A University of South Carolina donor and graduate has resigned from the school's presidential search committee citing concerns the selection process will be a repeat of 2019's controversial search.

"I got a gut feeling that the process wasn't going so great and was about to go south," said Lou Kennedy, CEO of Nephron Pharmaceuticals, based on comments made by Board of Trustees Chairman Dorn Smith, The Post and Courier reported.

The 2019 presidential search resulted in the hiring of retired West Point Superintendent Bob Caslen and was criticized as highly politicized. Student and faculty leaders opposed the retired general and U.S. Military Academy superintendent, arguing he lacked qualifications, such as a doctoral degree or university research experience, and knew little about the school.

It led to campus protests and a sanction from accreditors based on lobbying done by Gov. Henry McMaster. The search for a new leader of the state's largest university started after Caslen resigned amid a plagiarism scandal in May. Interim President Harris Pastides, who previously served as president for 11 years, has been running the school since then.

When the search committee was holding candidate interviews last week in Atlanta, Kennedy said Smith commented that he considered her appointment to the panel a "courtesy," which she felt meant input from her and others across the university community would not be taken seriously.
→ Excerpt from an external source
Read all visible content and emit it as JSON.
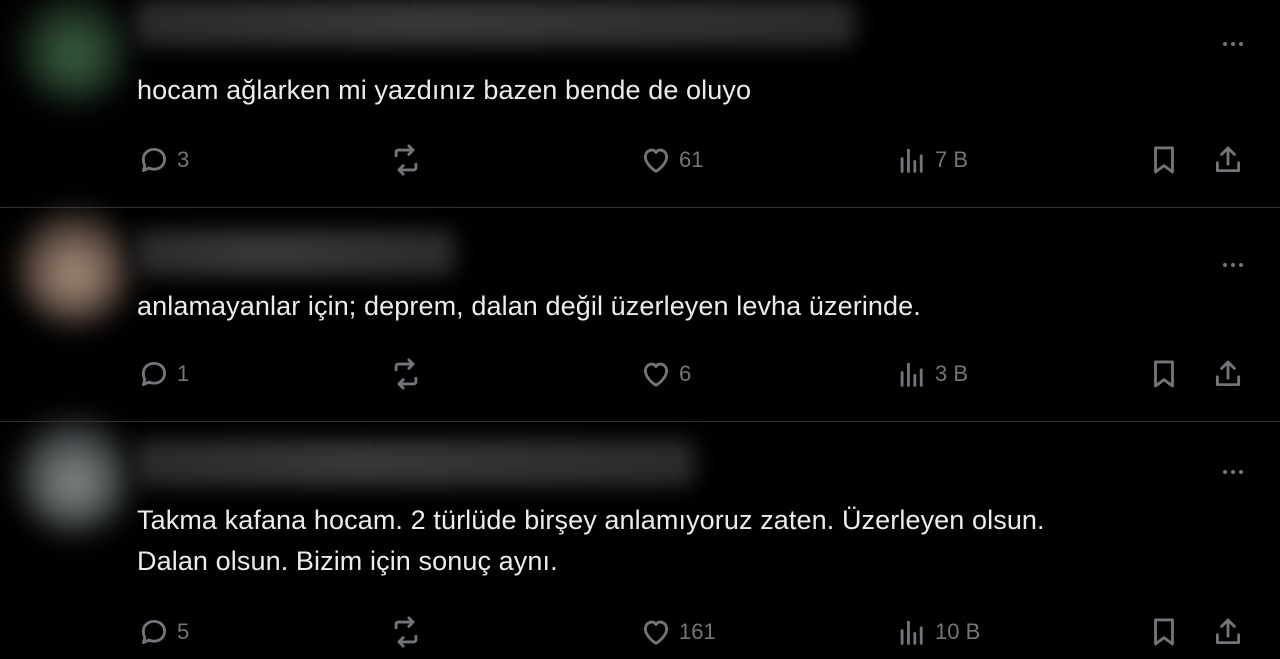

In her resignation letter, Kennedy noted Smith had apologized but wrote, "When you said that my invitation to be part of the search process was a 'courtesy,' I felt as though it diminished the priorities I brought to the table. As far as I'm concerned, that is unacceptable."

Smith did not immediately respond to messages for comment left by The Post and Courier.
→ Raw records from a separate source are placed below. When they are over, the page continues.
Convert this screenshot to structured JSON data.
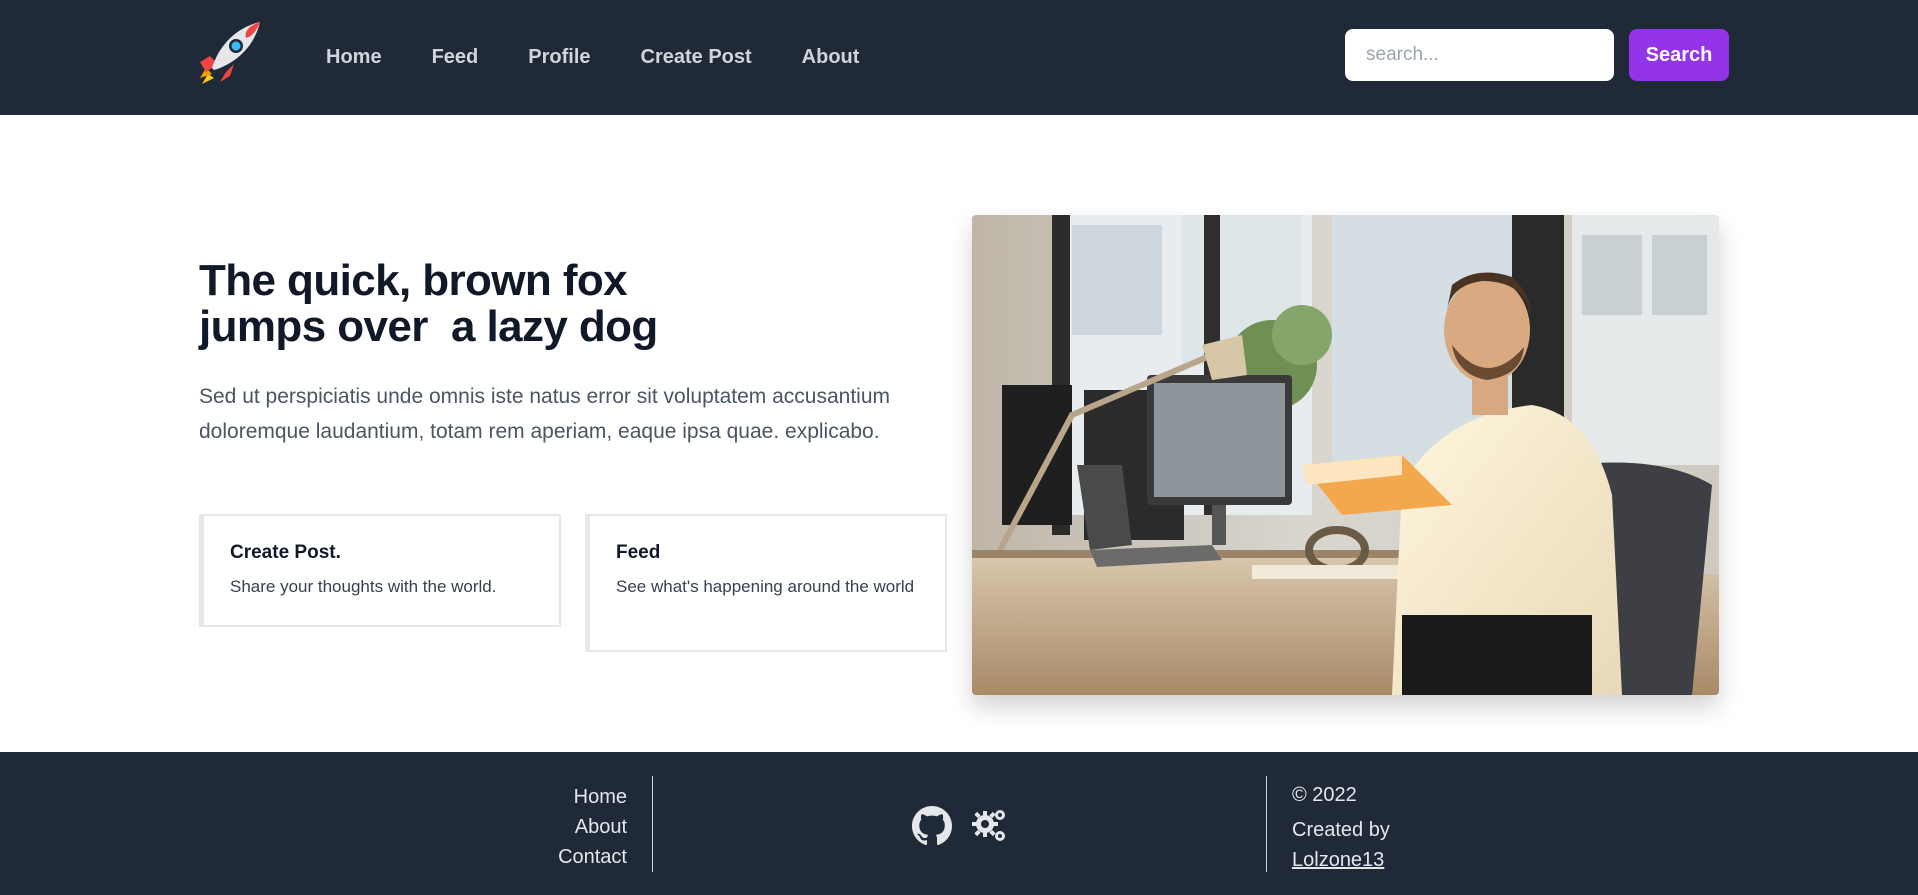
{
  "navbar": {
    "logo_icon": "rocket-icon",
    "links": [
      "Home",
      "Feed",
      "Profile",
      "Create Post",
      "About"
    ],
    "search_placeholder": "search...",
    "search_button": "Search",
    "colors": {
      "background": "#1f2937",
      "accent": "#9333ea"
    }
  },
  "hero": {
    "title_line1": "The quick, brown fox",
    "title_line2": "jumps over  a lazy dog",
    "description": "Sed ut perspiciatis unde omnis iste natus error sit voluptatem accusantium doloremque laudantium, totam rem aperiam, eaque ipsa quae. explicabo.",
    "cards": [
      {
        "title": "Create Post.",
        "text": "Share your thoughts with the world."
      },
      {
        "title": "Feed",
        "text": "See what's happening around the world"
      }
    ],
    "image_icon": "office-photo"
  },
  "footer": {
    "links": [
      "Home",
      "About",
      "Contact"
    ],
    "icons": [
      "github-icon",
      "gears-icon"
    ],
    "copyright": "© 2022",
    "created_by": "Created by",
    "author": "Lolzone13"
  }
}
Kennedy, a high profile alumna of the university, has donated more than $30 million to the institution in recent years.

"People don't feel trustworthy about the way things are running," Kennedy told the newspaper. "We must have that trust in the process but the chairman must think we should all just trust him."

Kennedy said she cannot speculate on whether board members already have a candidate in mind for the position.

She also said she plans to stop making financial contributions to the university outside of women's sports.